孟子柳道,“都说天机谋主心思阴狠,诡计多端,今日一见果然如此。他既然能自由来去,害了谷主师兄,”她将那碎裂的剑柄掂了一掂,摇了摇头,道,“倘或还有别图,害了谷中弟子,到时候怕不是悔之晚矣。”

孟长老恼他刚刚那错金断刃的招数。以孟子柳这多年的内家功力,二人相斗输赢还在其次,但若说江湖之中谁要一招之内取她兵刃,那是决计不能。

举凡天下软兵高手,譬如鞭,绳,绸带之类,打斗之中突然将对方兵器缠上,谁不觉得要发力相夺?当然便要运起内功,加力相抗。

但这金声公子却乘着对面内力灌注,用丝线将内力引入兵刃之中,那长剑突然错裂,真是大大出乎意料,此时想来,孟长老自觉实在是被他狠狠阴了一着。
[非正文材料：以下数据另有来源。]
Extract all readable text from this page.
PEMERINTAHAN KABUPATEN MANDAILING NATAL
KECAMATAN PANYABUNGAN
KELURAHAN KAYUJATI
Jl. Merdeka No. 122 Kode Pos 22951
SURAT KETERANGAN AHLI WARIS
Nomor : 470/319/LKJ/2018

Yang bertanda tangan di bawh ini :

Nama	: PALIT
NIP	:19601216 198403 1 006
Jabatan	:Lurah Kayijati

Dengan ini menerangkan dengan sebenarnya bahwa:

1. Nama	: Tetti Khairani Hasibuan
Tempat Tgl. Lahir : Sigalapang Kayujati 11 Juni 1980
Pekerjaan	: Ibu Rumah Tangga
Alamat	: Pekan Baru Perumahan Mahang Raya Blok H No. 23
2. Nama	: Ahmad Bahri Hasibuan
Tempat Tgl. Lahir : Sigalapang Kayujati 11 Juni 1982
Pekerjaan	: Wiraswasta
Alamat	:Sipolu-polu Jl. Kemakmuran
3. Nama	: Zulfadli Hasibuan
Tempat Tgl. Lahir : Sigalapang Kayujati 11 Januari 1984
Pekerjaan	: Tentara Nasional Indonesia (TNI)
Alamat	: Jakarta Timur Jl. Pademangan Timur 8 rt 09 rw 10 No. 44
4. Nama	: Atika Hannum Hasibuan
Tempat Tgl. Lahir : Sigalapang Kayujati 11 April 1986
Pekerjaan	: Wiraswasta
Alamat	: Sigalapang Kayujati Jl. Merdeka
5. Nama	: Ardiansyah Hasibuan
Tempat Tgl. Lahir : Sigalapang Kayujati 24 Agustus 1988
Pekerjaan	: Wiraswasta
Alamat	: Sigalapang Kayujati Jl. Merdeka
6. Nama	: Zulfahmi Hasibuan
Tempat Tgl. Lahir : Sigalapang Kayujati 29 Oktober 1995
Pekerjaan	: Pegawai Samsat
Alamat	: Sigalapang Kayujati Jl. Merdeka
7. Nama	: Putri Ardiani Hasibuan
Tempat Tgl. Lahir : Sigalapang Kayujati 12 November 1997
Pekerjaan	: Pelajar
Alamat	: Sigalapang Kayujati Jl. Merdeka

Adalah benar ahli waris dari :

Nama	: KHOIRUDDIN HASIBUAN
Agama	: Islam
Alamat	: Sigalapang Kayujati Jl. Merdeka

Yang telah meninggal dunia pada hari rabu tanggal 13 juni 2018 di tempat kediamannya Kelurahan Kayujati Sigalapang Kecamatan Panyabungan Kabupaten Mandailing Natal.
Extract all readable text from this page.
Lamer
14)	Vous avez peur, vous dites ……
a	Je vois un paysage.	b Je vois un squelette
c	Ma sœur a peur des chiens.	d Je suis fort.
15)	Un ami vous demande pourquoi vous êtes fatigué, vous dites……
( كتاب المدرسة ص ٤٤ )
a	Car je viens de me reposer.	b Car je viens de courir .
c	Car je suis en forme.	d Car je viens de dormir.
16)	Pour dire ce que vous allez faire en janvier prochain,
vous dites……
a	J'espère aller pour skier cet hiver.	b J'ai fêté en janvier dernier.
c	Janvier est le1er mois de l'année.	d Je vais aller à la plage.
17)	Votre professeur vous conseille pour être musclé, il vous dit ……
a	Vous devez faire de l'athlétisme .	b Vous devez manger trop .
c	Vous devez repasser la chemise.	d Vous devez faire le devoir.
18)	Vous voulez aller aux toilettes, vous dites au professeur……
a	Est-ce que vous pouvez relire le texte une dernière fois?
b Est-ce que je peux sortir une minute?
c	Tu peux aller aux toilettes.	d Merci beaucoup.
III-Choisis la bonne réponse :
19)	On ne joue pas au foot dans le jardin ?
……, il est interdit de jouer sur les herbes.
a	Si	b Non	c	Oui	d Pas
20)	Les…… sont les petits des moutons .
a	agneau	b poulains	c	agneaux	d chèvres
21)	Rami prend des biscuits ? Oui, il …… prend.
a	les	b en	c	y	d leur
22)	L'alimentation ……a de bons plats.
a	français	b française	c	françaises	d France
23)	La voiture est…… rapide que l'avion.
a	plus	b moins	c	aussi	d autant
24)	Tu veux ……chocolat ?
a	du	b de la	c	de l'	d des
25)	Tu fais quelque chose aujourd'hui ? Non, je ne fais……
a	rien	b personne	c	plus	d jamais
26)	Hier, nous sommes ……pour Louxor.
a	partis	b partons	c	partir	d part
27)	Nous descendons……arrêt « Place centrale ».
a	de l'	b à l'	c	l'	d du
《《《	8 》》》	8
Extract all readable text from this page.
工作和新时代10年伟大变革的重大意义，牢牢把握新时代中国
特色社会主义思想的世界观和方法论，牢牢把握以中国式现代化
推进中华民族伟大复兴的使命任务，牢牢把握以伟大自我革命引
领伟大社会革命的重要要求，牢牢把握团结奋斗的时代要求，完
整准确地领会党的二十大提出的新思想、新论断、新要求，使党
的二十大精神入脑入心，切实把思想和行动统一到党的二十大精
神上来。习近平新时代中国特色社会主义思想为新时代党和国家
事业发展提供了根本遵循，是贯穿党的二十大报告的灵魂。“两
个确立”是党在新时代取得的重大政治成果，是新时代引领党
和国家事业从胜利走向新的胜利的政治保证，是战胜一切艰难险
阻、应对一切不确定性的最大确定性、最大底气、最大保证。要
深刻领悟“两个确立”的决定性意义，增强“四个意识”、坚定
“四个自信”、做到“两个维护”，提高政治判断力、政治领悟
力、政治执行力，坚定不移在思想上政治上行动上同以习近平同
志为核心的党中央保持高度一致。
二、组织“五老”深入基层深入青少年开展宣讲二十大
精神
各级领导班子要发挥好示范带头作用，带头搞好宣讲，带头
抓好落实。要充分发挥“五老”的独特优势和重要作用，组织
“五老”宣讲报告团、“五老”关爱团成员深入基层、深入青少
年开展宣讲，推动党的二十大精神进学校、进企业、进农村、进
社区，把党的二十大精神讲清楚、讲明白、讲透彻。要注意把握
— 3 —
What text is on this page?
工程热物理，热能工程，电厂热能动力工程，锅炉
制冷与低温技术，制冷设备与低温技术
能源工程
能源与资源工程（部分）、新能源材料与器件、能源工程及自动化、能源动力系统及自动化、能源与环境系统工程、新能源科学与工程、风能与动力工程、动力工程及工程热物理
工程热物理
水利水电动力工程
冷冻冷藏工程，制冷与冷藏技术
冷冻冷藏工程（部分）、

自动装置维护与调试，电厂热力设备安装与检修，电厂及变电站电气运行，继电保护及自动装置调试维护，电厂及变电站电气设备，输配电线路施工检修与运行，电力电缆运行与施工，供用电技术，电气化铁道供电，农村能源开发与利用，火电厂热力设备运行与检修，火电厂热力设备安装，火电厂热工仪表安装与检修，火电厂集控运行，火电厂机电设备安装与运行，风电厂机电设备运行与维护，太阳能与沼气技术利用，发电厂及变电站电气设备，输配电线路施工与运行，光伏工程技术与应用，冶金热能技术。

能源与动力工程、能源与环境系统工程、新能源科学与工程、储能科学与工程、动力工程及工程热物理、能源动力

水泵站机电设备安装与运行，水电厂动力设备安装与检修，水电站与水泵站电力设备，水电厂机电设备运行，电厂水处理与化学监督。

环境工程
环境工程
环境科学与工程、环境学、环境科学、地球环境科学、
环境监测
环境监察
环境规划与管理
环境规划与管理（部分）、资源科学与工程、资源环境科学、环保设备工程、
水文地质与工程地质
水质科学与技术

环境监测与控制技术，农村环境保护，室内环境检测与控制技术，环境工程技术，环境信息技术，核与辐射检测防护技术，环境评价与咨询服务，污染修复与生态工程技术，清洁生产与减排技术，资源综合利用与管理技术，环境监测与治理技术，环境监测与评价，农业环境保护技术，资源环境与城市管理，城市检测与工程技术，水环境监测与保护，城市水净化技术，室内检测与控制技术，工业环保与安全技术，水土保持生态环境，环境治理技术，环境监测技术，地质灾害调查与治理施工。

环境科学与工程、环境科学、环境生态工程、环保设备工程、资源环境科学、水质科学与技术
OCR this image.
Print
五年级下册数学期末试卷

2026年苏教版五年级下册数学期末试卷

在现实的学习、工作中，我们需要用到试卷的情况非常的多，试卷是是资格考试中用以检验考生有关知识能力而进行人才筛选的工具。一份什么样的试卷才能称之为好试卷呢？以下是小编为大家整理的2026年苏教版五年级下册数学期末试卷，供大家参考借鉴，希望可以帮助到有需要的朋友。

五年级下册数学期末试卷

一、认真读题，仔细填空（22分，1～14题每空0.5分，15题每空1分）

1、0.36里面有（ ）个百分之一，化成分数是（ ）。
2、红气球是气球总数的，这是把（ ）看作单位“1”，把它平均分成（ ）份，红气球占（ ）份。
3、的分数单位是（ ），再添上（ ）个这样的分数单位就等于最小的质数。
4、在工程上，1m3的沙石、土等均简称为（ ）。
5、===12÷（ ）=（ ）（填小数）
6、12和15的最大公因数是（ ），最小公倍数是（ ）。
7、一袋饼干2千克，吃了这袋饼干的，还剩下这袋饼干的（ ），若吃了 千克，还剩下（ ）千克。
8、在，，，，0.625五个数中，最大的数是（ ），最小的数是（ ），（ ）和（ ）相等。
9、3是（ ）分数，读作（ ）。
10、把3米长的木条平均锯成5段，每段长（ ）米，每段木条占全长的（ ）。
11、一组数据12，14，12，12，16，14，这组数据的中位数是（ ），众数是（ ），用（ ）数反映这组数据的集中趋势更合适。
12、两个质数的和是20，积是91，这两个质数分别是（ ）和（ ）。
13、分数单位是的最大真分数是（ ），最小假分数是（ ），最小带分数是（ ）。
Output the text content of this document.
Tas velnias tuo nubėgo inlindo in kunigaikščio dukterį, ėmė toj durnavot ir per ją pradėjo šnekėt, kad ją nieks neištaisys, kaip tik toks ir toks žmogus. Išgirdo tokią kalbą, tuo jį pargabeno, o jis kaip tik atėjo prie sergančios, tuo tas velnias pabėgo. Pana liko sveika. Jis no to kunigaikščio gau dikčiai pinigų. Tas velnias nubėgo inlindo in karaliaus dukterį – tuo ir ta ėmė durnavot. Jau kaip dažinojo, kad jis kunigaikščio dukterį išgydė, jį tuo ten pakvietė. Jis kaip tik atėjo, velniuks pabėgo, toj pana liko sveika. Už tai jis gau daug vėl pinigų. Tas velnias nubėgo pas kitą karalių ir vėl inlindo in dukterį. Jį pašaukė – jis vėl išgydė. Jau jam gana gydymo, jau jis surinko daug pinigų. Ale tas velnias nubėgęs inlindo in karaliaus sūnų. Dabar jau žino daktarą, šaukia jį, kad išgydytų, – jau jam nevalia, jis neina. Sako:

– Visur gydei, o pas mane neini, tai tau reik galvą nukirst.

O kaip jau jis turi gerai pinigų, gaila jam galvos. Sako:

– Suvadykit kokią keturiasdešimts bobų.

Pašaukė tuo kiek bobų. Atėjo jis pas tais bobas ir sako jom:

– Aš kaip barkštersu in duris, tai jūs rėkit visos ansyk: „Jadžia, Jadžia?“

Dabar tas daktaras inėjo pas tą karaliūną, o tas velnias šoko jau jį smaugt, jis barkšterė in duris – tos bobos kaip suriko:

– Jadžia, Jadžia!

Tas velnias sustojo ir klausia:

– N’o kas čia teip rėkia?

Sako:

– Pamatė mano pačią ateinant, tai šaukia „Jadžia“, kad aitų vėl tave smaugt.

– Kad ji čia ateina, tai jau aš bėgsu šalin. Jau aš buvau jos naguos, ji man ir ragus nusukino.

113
她语气凌厉,谈及这剑术,便转向陆归衍,问道,“归衍,你如何说?”

白衣无妄一直沉默不语,只是听着韩柊言说。此时手按长剑,侧过头冷淡地看了孟子柳一眼。

陈长老道,“唉,归衍师侄与那天机阁,必定是要动手的。”继而又道,“且等上一等,待到各派来临,也好说话。”

金声公子却是听见三人这样讲话,微微一笑,慢慢地道,

“晚辈空为虚名所累,诸位长老若是还信不过时,”他欠一欠身,若有所思,“嗯。无论如何枷锁封穴,麻散迷香,沈镌声随各位高兴。”

众人眼看着他般般件件,千好万好,百依百顺。若非是蛊毒利害,世上哪有如此牵挂的情郎。